Turning to the general economic outlook, Dwyer anticipates the Irish economy to grow strongly in 2017, with projected growth rates of between 3-4%.

“Unemployment is projected to fall below 7% in 2017, with strong domestic demand and investment growth.

The key concern is around export growth, which could be impacted by external shocks in our main trading partners, the UK, euro or US economies.

“The uncertain growth outlook for the UK is of concern, with growth projections revised downwards in the recent UK Autumn budget statement.

Dwyer believes the election of Donald Trump in the US presidential elections in November has placed a significant degree of uncertainty on any further progress being made on the EU-US international trade negotiations (TTIP) in 2017.

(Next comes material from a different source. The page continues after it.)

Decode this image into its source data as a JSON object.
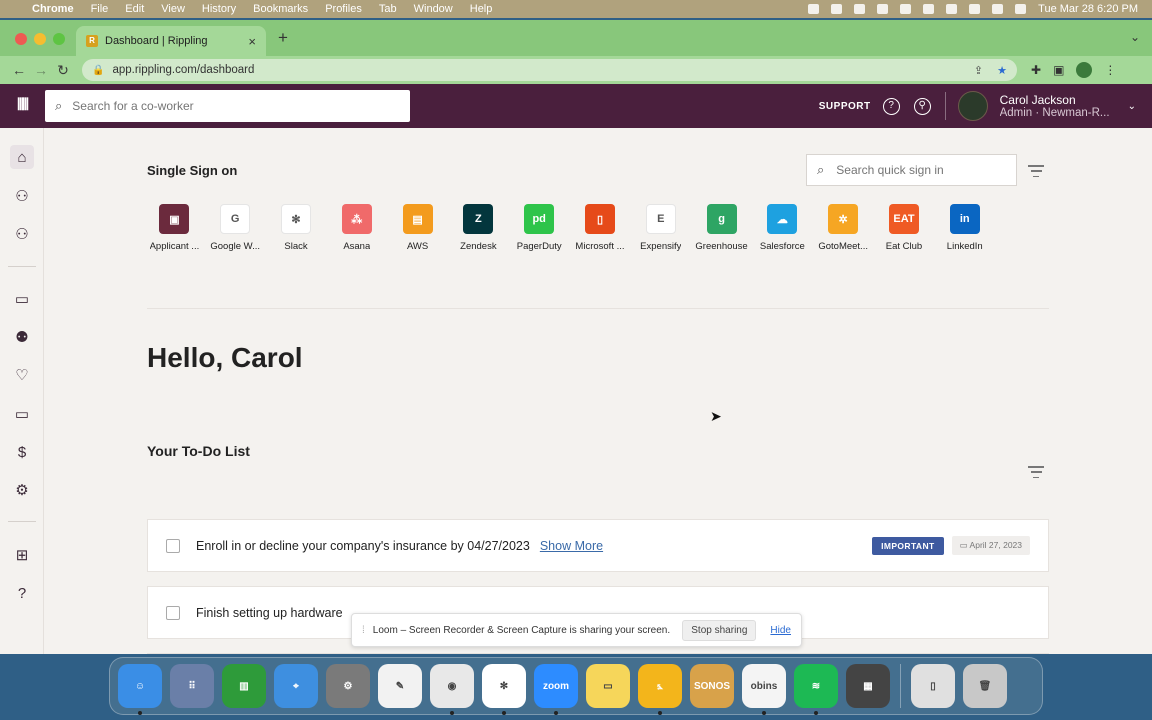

“The ratification of the EU-Canada trade agreement is likely to have some impact on volumes of imports into the EU from Canada, particularly in the beef and pigmeat sectors, with potential for some increase in Irish dairy exports to Canada.”

Dwyer confirmed that September 2016 saw the EU Commission publish a comprehensive legislative proposal (‘Omnibus Regulation), which included a number of proposals for amendment to the CAP regulations.

These proposals follow on from the work already undertaken by Commissioner Hogan on simplification and streamlining of the CAP.

“The proposed changes to the regulations have no budgetary implications,” she said.

“At the EU Agriculture Outlook Conference on December 5-6, the Commissioner for Agriculture, Phil Hogan, formally announced that a consultation on the future of the CAP post 2020 will be launched in early 2017.

“Key principles of the future CAP identified are: Greater market resilience, more sustainable agricultural production; and progress on generational renewal.

“Overall, while there will be significant work ongoing in 2017 relating to the existing CAP reform implementation and future CAP structure, these will have no impact on individual farmer payments,” she said.